John Slezer (ca.1650-1714) a military engineer, surveyor and draughtsman, arrived in Scotland in 1669 from the Continent. Nearly 20 years later in 1688 he was appointed by the Scottish Parliament as Captain of the Artillery Company, and as Surveyor of Their Majesties (William and Mary) Stores and Magazines in the Kingdom of Scotland. Over those 20 years he also prepared drawings for and assembled what may be termed the first pictorial survey of all the important cities, towns and other significant sites within his adopted homeland, comprising 57 views published as his Theatrum Scotiae, in 1693, and with later editions in 1718, 1719, 1797 and 1814.
Stirling Castle, sited dramatically on a northwest – southeast axis determined by its location on a glacially-sculpted volcanic ridge perched above the surrounding marshlands (mosses), particularly to its west, was also then at the lowest bridging point on the River Forth and the highest tidal point for shipping coming up that river from the North Sea. With such natural geographical advantages, it became a strategic site of major defensive significance, and this was extended by it also being an important junction point for communications to north and south.

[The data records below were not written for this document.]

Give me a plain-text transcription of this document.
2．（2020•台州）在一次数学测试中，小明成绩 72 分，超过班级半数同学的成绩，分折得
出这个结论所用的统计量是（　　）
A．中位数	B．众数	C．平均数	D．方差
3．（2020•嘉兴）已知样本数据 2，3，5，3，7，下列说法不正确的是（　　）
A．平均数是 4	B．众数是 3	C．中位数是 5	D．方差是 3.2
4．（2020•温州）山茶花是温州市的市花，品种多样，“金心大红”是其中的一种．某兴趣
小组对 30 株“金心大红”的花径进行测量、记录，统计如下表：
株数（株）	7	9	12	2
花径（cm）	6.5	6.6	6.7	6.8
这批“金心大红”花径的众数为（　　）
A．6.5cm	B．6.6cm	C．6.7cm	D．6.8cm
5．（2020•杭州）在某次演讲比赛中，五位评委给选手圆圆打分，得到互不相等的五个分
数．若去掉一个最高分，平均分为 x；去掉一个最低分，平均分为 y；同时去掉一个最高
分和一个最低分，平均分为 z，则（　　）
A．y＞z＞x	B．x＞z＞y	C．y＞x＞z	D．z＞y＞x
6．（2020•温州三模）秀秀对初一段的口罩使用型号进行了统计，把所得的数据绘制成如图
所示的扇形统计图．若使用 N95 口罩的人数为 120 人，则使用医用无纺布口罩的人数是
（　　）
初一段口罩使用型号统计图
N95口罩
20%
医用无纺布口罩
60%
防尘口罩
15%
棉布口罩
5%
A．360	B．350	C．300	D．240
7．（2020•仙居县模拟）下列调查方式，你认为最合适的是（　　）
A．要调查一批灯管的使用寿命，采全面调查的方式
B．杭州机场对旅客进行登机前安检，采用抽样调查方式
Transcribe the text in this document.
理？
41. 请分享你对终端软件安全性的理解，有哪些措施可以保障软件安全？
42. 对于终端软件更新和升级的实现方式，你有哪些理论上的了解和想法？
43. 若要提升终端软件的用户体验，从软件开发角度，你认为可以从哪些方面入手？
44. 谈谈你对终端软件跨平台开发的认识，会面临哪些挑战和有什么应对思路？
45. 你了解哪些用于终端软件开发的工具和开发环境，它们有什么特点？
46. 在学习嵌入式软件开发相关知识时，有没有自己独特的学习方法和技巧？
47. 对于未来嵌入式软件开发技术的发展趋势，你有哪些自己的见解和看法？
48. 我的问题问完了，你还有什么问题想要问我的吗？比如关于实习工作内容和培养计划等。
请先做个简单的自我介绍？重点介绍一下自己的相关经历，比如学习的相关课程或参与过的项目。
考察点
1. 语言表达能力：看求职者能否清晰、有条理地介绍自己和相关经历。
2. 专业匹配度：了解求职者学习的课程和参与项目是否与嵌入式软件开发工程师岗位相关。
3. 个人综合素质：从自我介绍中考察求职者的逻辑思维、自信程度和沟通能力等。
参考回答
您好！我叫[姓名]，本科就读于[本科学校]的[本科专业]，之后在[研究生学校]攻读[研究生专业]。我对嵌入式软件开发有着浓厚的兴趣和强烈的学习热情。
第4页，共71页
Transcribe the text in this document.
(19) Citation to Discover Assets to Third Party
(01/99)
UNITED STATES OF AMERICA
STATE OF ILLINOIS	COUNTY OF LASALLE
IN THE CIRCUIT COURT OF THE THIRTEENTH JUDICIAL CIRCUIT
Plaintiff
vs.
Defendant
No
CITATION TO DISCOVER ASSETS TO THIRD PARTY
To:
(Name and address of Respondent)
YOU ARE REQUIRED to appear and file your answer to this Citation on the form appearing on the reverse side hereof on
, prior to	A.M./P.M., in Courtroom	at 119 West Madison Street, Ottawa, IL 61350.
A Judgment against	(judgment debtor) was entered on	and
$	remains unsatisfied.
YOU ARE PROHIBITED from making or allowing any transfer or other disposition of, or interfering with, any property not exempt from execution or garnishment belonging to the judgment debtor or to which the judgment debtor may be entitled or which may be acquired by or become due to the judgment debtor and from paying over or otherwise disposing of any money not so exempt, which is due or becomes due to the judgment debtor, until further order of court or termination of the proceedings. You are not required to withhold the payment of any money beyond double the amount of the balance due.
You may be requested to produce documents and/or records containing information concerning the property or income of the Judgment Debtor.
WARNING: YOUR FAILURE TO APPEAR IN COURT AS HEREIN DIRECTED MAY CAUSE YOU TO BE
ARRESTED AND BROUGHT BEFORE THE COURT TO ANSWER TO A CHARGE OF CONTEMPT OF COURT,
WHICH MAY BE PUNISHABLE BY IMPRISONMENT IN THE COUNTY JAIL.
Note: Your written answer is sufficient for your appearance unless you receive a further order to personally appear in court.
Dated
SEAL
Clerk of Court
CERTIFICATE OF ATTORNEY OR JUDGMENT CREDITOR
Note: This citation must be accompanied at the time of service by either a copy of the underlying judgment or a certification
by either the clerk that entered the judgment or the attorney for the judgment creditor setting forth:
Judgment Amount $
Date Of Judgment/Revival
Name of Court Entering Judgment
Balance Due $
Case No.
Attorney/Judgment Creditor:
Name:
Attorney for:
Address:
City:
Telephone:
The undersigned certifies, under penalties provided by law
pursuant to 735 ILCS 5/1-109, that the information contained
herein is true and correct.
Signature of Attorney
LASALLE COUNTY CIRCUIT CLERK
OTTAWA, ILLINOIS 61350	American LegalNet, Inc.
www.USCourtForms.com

This view of Sterling Castle, appeared in a later edition of the Theatrum Scotiae published after Slezer’s death. Exquisitely engraved though it is by Andrew Johnston, it disappoints because the angle from which it is shown (the south) does not allow us to see the steep, dramatic and rocky crags on which it is built. However we can see part of the ornate façade of King James IV’s Palace, built for his second wife, Marie de Guise, mother of Mary, Queen of Scots, and part of King James V’s great Forework of around 1513, with its pointed towers, as well as a few of the buildings of the town falling away to the southeast down the ridge in the right of the view.